For more about the Young case and the issues it raises, here’s a short reading list.
- “Pregnancy Complication: Many employers do not want to accommodate their pregnant workers. Will the Supreme Court make them?” at Slate is a quick yet thorough overview of the Young case by New York lawyer Gillian Thomas, author of a forthcoming book profiling 10 of the Supreme Court’s most significant decisions affecting working women.
- “Former UPS driver at center of pregnancy discrimination case before Supreme Court,” by The Washington Post’s Brigid Shulte, is an engaging profile of Peggy Young, reluctant feminist symbol.
- “This Supreme Court Case Will Decide Whether Companies Can Treat Pregnant Women Like Crap,” in Mother Jones, focuses on an idea that has taken hold in many federal appeals courts — that treating women equally to other employees doesn’t necessarily mean treating them well.

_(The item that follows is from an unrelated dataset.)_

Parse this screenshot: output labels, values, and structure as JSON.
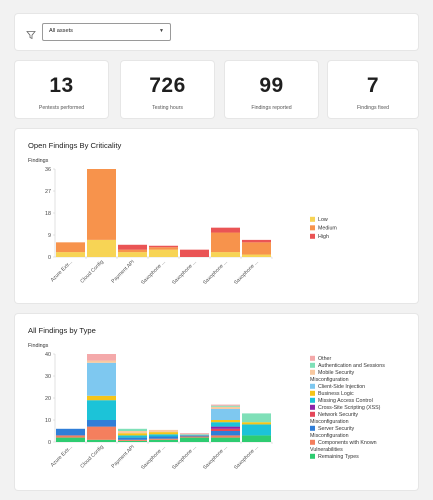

- “How Family Leave Laws Left Out Low-Income Workers,” published in the Berkeley Journal of Employment & Labor Law (2007), traces the history of various family-friendly federal laws, arguing that by espousing the notion of “strict equality” many well-meaning organizations have inadvertently left low-wage women (and men) in the lurch. The author, Ann O’Leary, is director of the Children and Families Program at the San Francisco-based nonprofit Next Generation and a one-time legislative director to then-U.S. Senator Hillary Clinton.
- The EEOC’s Enforcement Guidance on Pregnancy Discrimination and Related Issues, issued this past summer, probably comes too late to have much impact on the Supreme Court. But the guidelines are fascinating for the sweeping way they define pregnancy-related discrimination — ideas that many employers will find unpalatable, to say the least.
Arguments in the Young case also make for interesting reading. In this brief, UPS explains why it thinks its treatment of Peggy Young is justified — even as it announces that it is changing its policy and will now allow light duty for pregnant workers. (The Washington Post has more on that reversal here.) Meanwhile, in this amicus brief, 23 pro-life organizations weigh in on the same side as liberal groups, arguing that strong pregnancy discrimination laws reduce pressure on economically vulnerable women to have abortions. (See also “The Supreme Court Case Uniting Pro-Choicers and Pro-Lifers,” at the Daily Beast.)
Representing businesses, the U.S. Chamber of Commerce argues that UPS’s narrow reading of the Pregnancy Discrimination Act is correct and warns that a ruling for Young “would stretch core discrimination-law principles far beyond previously settled bounds.” Yet another amicus brief, by the ultra-conservative Eagle Forum, suggests that pregnant women should not be working at all: “[N]either this court nor this nation have ever recognized a ‘fundamental right to bear children while also participating fully and equally in the workplace.’ … Life is a series of tradeoffs and ‘you can have it all’ does not mean ‘having it all given to you.'”
On a more practical level, Babygate, recently launched by the New York–based nonprofit A Better Balance, is an exhaustive — and extremely useful — source of information and advice about the rights of pregnant workers and their families under state and federal law.
Update, Dec. 4: For analysis of the Supreme Court oral arguments on Dec. 3, two reports stand out. “As compared to what?” by SCOTUSblog’s Lyle Denniston is a relatively straightforward account of the proceedings; “Heavy Lifting: The Supreme Court is flummoxed by pregnancy discrimination and semicolons,” by Slate’s Dahlia Lithwick, is the color commentary – astute and hilarious.